Denzel Washington Talks New Film 'Roman J. Israel, Esq.'

Guideposts Senior Digital Editor Brooke Obie speaks with Denzel Washington, co-star Carmen Ejogo and screenwriter-director Dan Gilroy about their inspiring new motion picture, Roman J. Israel, Esq.

Brooke Obie: Thank you so much for coming and talking to us today at Guideposts. What we really loved about this film, Roman J. Israel, Esq., was that it has this great element of a crisis of faith.

Denzel Washington: Right.

BO: And I think that's something that so many of our viewers and readers can relate to, so what was it about this character and this story that you wanted to tell?
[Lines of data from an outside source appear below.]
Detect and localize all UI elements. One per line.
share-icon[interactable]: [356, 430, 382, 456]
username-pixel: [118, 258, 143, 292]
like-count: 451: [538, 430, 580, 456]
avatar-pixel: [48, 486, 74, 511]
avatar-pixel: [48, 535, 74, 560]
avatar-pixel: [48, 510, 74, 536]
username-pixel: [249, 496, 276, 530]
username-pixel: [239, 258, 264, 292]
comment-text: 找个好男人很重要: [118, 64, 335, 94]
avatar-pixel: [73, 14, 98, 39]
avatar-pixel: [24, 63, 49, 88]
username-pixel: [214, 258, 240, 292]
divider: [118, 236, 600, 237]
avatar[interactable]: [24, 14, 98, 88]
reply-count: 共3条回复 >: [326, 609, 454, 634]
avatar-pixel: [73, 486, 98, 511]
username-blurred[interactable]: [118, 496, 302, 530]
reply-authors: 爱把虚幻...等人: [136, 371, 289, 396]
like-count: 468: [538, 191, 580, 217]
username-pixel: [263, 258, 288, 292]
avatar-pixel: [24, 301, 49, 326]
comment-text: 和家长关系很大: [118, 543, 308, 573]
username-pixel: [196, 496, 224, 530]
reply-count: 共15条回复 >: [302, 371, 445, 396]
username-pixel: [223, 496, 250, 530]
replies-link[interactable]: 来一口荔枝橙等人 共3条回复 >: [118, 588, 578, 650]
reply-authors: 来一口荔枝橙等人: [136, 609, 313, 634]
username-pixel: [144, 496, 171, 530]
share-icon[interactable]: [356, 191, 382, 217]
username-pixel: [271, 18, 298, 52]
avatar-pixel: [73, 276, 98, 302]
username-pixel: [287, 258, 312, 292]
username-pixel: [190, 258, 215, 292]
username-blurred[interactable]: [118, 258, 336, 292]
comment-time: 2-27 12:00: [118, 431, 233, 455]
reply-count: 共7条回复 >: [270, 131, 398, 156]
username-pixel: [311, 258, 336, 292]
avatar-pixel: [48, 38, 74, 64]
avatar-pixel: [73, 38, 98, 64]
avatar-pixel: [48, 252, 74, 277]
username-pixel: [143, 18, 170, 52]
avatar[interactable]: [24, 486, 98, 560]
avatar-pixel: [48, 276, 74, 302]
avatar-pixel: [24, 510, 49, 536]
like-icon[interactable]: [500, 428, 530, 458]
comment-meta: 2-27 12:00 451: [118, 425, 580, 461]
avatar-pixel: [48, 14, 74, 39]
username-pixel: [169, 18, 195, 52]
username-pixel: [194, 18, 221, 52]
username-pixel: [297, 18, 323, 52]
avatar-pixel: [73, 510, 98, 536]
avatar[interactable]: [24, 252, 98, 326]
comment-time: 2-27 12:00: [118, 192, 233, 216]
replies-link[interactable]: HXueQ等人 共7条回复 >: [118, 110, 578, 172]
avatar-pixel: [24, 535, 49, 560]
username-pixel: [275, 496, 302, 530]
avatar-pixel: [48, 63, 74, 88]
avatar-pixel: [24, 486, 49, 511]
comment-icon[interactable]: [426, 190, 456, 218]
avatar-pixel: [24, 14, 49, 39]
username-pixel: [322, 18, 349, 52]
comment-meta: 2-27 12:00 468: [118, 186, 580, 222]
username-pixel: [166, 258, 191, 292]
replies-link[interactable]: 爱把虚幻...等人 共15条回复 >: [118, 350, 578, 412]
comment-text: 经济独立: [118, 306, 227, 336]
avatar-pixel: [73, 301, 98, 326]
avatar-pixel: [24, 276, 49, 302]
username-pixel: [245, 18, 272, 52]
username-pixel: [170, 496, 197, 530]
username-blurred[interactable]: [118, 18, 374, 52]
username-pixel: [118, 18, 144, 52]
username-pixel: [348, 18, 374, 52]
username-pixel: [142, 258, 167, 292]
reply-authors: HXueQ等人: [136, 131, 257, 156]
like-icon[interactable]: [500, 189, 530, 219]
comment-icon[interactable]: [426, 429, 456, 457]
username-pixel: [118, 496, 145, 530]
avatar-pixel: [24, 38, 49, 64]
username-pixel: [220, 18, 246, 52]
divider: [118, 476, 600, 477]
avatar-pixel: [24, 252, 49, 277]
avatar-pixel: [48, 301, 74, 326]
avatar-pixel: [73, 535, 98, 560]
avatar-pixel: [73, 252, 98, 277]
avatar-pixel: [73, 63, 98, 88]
DW: Just the fact that his name was Roman Israel, and who knows what the J stands for? Joseph? Joe? Jesus? Jehovah? He has faith in the law, so he's Old Testament. 

[film clip]
Judge: I'm going to hold you in contempt if you continue to pursue this.

Roman: You're asking me to obey an erroneous court decision. You tell me to wait; in my experience wait means...

Judge: [bangs gavel] OK, I find you in contempt.

[end film clip]

Dan Gilroy: Almost biblically, he's been carrying this faith, and events conspire. The world breaks him. 

[film clip]
Roman: You're firing me? ... I'm tired of doing the impossible for the ungrateful.

[end film clip]

BO: When Roman loses hope, Carmen Ejogo's character, Maya, reminds him to keep the faith.

Carmen Ejogo: There's some people, though, who just wake up and they know that they have to contribute and they have to be of service to others, and I think Myra's one of those people that understands that it's not someone else's work. It's her job, even if it means that there is burdon and sacrifice and things that she has to give up.

DG: My conscience is convicting me all the time that I'm not doing enough, so I'm in awe of people who who pursue things selflessly for a cause and have a belief and faith in something bigger than themselves. It's a beautiful thing; it gets you up in the morning and it guides you and keeps you steady, but there's a price that gets paid at that at times. I'm sure many of your viewers and listeners understand. You carry this around, and the world doesn't support it a lot of times; you don't get any kudos for it, you don't get any reward for it.

CE: Yeah, I've felt like that a lot in my career, it's like, well, where is this going? But if I remind myself why I got into it, that it wasn't necessarily about accolades or appreciation from the outside in, it's really about do I feel good about the body of work I'm putting together? If my work feels like it makes any small contribution to making somebody else think or feel or feel better, then I can justify the bad days.

BO: What would you say that you want viewers to walk away from this film with?

DW: Don't step over Roman Israels. You know, they're out there; not everybody is smooth and sexy, you know, and give people a chance. Fight for what you believe in; reach out and help others. I wish I had the conviction that he does. That ought not be rare--and maybe it's not, but it's not necessarily celebrated. But it's ok that it's not celebrated; do it anyway.